Even taking a senior here can be seen as a throw-away, but they are the ones that produce.
For every Parker, Lee, Butler, or Howard there are a dozen David Harrison's (2004), Leon Smith's (1999), or Malcolm Mackey's (1993). Suns historians will remember (or maybe not) the 22 game stint of Mackey on the 1993-1994 Suns team that that lost in the Conference Semifinals.
Whether the Suns go with a seasoned college player or an international risk, there will be choices for both in the upcoming draft.

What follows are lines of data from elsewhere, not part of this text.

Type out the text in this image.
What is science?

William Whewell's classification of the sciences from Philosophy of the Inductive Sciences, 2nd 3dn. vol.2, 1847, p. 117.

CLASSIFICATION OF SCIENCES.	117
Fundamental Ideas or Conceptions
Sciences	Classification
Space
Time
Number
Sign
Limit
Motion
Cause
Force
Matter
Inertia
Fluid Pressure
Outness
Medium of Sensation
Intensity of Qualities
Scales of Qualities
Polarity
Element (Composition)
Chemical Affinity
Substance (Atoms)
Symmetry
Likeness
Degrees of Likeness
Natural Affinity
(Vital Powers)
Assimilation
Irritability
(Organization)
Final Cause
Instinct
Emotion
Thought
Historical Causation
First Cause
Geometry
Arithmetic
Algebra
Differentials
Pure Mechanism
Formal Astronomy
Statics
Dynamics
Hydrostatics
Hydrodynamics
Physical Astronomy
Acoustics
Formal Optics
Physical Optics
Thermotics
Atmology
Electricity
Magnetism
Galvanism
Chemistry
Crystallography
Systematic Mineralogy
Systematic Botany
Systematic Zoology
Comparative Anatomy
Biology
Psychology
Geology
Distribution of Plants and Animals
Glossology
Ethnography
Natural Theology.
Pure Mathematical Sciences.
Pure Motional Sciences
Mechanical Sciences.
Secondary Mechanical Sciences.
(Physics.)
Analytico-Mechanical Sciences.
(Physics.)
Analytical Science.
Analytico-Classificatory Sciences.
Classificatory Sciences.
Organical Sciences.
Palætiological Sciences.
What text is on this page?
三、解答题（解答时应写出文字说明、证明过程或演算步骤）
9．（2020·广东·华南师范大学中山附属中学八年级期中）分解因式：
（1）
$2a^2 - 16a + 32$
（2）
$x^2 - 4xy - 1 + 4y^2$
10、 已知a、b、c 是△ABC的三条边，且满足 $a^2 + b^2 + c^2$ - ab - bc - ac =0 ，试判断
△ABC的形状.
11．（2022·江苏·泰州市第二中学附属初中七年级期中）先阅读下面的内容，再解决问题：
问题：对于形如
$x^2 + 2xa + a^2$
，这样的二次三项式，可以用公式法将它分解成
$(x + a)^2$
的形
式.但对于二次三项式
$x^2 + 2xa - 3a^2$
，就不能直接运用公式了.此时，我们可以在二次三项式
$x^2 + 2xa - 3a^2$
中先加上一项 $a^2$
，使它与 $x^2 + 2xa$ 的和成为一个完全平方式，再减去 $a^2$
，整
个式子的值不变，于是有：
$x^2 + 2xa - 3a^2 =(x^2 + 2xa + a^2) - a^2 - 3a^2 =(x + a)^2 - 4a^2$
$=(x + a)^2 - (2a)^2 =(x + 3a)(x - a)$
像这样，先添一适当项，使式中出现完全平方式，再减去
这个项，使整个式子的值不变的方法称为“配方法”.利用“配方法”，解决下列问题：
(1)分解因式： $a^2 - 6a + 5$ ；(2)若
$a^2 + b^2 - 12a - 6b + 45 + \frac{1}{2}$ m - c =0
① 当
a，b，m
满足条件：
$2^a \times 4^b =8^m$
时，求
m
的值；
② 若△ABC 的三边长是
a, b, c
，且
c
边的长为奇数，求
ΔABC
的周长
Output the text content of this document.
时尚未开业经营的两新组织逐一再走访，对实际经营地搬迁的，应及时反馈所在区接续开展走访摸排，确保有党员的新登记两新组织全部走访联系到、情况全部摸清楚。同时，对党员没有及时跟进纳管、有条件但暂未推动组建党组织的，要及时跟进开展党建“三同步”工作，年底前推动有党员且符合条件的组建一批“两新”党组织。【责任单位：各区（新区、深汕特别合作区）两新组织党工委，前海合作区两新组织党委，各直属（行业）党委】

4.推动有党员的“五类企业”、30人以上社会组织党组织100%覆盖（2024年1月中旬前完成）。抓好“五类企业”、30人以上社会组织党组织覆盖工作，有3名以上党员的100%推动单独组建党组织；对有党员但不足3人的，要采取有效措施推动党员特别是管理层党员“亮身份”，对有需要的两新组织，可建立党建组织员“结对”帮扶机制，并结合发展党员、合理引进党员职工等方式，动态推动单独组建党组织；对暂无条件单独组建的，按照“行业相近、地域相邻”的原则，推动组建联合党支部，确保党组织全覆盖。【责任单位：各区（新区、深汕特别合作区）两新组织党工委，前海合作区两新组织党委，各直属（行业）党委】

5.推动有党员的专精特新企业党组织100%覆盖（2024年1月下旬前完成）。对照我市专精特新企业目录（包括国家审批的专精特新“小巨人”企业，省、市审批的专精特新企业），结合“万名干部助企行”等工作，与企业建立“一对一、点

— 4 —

There are three seniors ranked between 20-40 on the NDI Big Board this year in Brandon Paul (SG, Illinois), Richard Howell (PF, N.C. State), and Solomon Hill (F, Arizona) that could be options. In some ways they all fill a need with shooting/scoring (Paul), leadership/rebounding (Howell), and leadership/basketball IQ (Hill) that would be welcome with the value of No. 30.
The internationals that fall in that same ranking window are Dennis Schroder (PG, Germany), Giannis Adetokunbo (SF, Greece), Mouhammadou Jaiteh (F/C, France), Lucas Nogueira (C, Brazil), Livio Jean-Charles (F, France), and Nemanja Nedovic (G, Serbia).
That group has some ultimate risk/reward talents in Schroder, Adetokunbo, and Nedovic. All three could be pedestrian NBA players, but they also have the upside of a Tony Parker type.
With that the Suns can explore the options of taking the calculated risk or an international prospect, a college veteran, or the best player available with the last pick in the first round. All strategies have seen success and shortfalls. The good teams seem to find the success stories.